Story Cycles
For a long time now I've been enthralled with the image of Scheherezade
the story teller, telling stories not just to save her life, but to save
the lives of her sisters, all of whom King Sharyar wants to kill, in revenge
for his first wife's infidelity.
But Scheherezade's project is more complex even than that; she is making love, both
literally and figuratively, while she's weaving her tales. So storytelling and sisterhood
(or political or social activism of any sort) and wily ways are all connected to the great
human theme of love. What more could you want?
I got the bug and have now written two series of interconnected stories.

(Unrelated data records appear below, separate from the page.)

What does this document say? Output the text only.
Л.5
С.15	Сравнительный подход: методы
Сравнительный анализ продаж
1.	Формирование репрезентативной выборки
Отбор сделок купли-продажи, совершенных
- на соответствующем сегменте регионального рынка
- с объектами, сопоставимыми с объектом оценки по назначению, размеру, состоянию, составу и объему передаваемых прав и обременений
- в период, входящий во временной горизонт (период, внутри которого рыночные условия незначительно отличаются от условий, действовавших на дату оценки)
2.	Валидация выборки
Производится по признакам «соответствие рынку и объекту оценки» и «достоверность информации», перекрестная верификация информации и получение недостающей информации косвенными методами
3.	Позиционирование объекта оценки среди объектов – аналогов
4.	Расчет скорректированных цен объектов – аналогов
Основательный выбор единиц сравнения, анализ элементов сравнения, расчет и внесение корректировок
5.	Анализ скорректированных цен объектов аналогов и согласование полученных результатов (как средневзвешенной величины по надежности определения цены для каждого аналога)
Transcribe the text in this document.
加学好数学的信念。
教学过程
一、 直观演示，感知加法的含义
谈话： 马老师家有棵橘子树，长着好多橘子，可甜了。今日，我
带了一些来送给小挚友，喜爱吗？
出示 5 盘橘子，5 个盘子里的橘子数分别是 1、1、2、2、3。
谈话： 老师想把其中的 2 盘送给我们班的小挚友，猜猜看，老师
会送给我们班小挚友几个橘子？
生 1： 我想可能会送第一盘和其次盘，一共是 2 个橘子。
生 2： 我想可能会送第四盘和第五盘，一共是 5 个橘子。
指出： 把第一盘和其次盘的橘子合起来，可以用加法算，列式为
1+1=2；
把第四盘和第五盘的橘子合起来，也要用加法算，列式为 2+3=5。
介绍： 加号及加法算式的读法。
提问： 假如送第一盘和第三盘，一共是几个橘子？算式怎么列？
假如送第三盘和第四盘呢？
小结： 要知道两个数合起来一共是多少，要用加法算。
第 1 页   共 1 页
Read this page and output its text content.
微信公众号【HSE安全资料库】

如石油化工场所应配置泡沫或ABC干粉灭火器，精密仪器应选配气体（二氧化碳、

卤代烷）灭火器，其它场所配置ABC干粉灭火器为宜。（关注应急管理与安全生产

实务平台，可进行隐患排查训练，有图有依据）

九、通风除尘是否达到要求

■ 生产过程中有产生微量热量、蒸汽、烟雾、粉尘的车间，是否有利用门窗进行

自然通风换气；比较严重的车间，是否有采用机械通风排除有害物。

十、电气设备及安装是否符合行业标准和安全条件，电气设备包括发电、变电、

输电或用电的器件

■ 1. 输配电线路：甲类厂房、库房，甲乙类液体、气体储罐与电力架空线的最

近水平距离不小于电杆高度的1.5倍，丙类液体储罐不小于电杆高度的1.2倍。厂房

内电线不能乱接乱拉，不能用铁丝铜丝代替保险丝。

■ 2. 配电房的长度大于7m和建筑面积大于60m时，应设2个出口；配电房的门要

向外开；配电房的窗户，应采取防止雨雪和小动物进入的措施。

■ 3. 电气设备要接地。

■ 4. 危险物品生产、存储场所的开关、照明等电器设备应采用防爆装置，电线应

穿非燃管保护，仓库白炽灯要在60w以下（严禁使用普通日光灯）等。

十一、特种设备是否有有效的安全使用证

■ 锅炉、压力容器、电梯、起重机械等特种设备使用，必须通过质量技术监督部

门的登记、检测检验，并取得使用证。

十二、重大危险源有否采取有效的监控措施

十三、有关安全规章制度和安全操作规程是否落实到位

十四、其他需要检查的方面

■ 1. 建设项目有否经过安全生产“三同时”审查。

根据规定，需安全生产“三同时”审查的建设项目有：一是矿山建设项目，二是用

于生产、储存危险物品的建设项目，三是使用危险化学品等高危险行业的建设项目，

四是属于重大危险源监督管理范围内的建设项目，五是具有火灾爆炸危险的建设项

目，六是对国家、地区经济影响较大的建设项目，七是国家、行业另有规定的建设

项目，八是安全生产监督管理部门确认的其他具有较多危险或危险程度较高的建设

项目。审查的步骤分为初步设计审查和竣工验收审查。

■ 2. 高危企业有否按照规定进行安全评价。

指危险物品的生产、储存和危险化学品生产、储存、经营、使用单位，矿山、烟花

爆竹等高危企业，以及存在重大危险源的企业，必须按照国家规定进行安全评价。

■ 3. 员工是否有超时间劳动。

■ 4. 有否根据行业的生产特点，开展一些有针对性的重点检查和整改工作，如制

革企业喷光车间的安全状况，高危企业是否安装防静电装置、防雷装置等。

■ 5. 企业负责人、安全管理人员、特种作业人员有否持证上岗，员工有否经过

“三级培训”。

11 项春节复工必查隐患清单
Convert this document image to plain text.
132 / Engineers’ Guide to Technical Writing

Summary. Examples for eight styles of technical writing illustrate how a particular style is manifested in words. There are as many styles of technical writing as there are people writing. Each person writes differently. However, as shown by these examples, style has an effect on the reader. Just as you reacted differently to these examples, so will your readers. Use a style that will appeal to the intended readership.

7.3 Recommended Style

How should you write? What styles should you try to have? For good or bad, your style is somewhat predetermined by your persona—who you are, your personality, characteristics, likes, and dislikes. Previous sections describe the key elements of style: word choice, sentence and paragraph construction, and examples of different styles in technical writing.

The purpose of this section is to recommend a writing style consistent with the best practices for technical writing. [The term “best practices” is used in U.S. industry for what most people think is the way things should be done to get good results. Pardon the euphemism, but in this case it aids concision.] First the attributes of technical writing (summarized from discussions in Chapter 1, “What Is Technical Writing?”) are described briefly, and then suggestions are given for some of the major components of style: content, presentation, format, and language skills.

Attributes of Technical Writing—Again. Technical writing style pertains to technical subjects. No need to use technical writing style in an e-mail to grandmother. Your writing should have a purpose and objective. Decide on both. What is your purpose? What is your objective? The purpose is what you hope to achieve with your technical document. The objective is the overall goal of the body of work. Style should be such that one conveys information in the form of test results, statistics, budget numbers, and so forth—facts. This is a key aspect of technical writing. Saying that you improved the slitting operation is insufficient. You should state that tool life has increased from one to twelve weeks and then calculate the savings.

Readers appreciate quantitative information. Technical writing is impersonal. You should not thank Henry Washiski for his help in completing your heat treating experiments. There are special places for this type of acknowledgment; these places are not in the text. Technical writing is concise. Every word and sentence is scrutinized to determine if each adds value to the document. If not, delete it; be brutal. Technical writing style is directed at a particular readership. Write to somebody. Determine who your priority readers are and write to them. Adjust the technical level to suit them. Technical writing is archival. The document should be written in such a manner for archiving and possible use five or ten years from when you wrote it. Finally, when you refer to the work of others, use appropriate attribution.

The
first centers around a family at the turn of the last century but one--1900.
The family owns a shipping business in Boston and lives in Cambridge.
Visitors from around the world come to the house and tell their stories;
at other times the children, brother and sister, whisper tales to each
other late at night, via the heat duct that runs from one bedroom to the
other. There are stories of their father's youth in late 1800's Paris,
and the woman whom he loved there; one direct from India in real Arabian
Nights fashion, the story of a frustrated lover who must wander the world
before he may return to his forbidden beloved; stories of old New England,
trappers and carpenters and witches who live far away from the towns,
visited only by Indians and renegades.
The second story cycle is closer to home, and is the collection of stories told to a young
girl in her dreams, by the boy who has died and given his heart, literally, to her. He
tells her stories to keep her alive, and thereby takes her to magical places full of fairies
and talking animals and enchanted forests.